You may have heard before that with every adoption there is loss. If a child needs a forever family, it is because something went very wrong. When a family adopts a child, the future of that child is forever altered.
When we began fostering our son, I don’t think I had a real grasp on the influence we had on his future, regardless whether he became a part of our forever family or not. But once we adopted him, I began to see that we had indeed changed his destiny.
Destiny defined—The events that will necessarily happen to a person in the future.
Obviously an adopted child’s destiny is changed. But is it always better? Sadly, it’s not always. But when it is…wow what a difference.
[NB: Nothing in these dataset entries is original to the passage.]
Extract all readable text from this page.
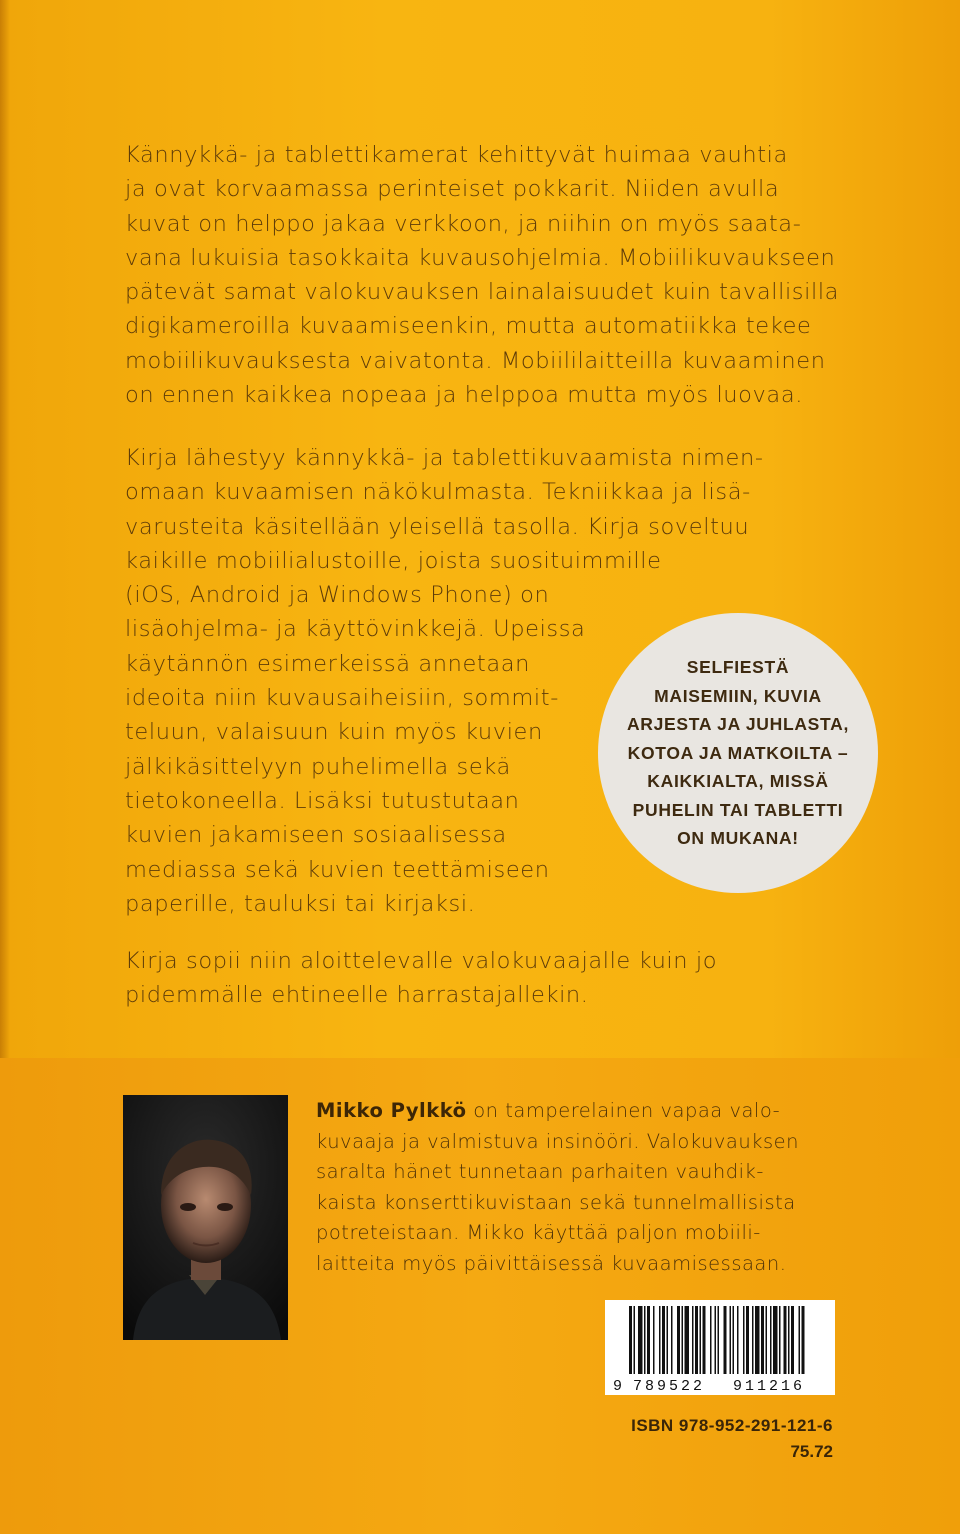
Kännykkä- ja tablettikamerat kehittyvät huimaa vauhtia
ja ovat korvaamassa perinteiset pokkarit. Niiden avulla
kuvat on helppo jakaa verkkoon, ja niihin on myös saata-
vana lukuisia tasokkaita kuvausohjelmia. Mobiilikuvaukseen
pätevät samat valokuvauksen lainalaisuudet kuin tavallisilla
digikameroilla kuvaamiseenkin, mutta automatiikka tekee
mobiilikuvauksesta vaivatonta. Mobiililaitteilla kuvaaminen
on ennen kaikkea nopeaa ja helppoa mutta myös luovaa.

Kirja lähestyy kännykkä- ja tablettikuvaamista nimen-
omaan kuvaamisen näkökulmasta. Tekniikkaa ja lisä-
varusteita käsitellään yleisellä tasolla. Kirja soveltuu
kaikille mobiilialustoille, joista suosituimmille
(iOS, Android ja Windows Phone) on
lisäohjelma- ja käyttövinkkejä. Upeissa
käytännön esimerkeissä annetaan
ideoita niin kuvausaiheisiin, sommit-
teluun, valaisuun kuin myös kuvien
jälkikäsittelyyn puhelimella sekä
tietokoneella. Lisäksi tutustutaan
kuvien jakamiseen sosiaalisessa
mediassa sekä kuvien teettämiseen
paperille, tauluksi tai kirjaksi.

SELFIESTÄ
MAISEMIIN, KUVIA
ARJESTA JA JUHLASTA,
KOTOA JA MATKOILTA –
KAIKKIALTA, MISSÄ
PUHELIN TAI TABLETTI
ON MUKANA!

Kirja sopii niin aloittelevalle valokuvaajalle kuin jo
pidemmälle ehtineelle harrastajallekin.

Mikko Pylkkö on tamperelainen vapaa valo-
kuvaaja ja valmistuva insinööri. Valokuvauksen
saralta hänet tunnetaan parhaiten vauhdik-
kaista konserttikuvistaan sekä tunnelmallisista
potreteistaan. Mikko käyttää paljon mobiili-
laitteita myös päivittäisessä kuvaamisessaan.

9 789522 911216

ISBN 978-952-291-121-6

75.72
Here are a few ways a child’s destiny might change:
Even though our son was only eight-months-old when CPS placed him with us, he had endured emotional trauma. Even though our family, like all families, has its own dysfunctional tendencies, we intentionally work on emotional health. Danielle and I have learned tons over the years from our own relationship. And we continue to learn how trauma affects a child from a hard place and how we can help the healing process.
Many adopted children come from situations that lend no real opportunity for close, intimate relationships. Either they come from institutional care, serial foster homes, or extremely broken families.
When a child is adopted by a family dedicated to parenting that child, that child learns how to successfully relate to others.
My intention is to model that for my son. What does a relationship with God look like? My wife? Friends? I also intentionally am in community with others who can support that.
Too often an adopted child comes from a background of abuse. They might lack physical safety, food to eat, time to play, etc.
Our son will never have to worry about a safe place to sleep, whether he will have enough to eat, or if he can be a child and play. These simple truths allow him to grow at an age appropriate pace instead of have to learn how to protect and fend for himself.
Children who come from broken and hard places naturally struggle in school. The trauma of abuse, neglect or abandonment makes it nearly impossible to focus on learning. Instead they focus on surviving.
When a child is adopted into a nurturing, healing family they can, over time, learn to trust that their felt-safety needs are taken care of enough so that they can return to learning.
Broken families usually are a mess financially too. That just goes hand in hand.
Families who adopt whether through foster care, domestic, or international are required to have their financial house in order. Finances are looked at closely when a home study is done.
Yes, anytime there is an adoption, loss was experienced.
But thankfully that is not the end of the story. More times than not, a destiny is changed for the better.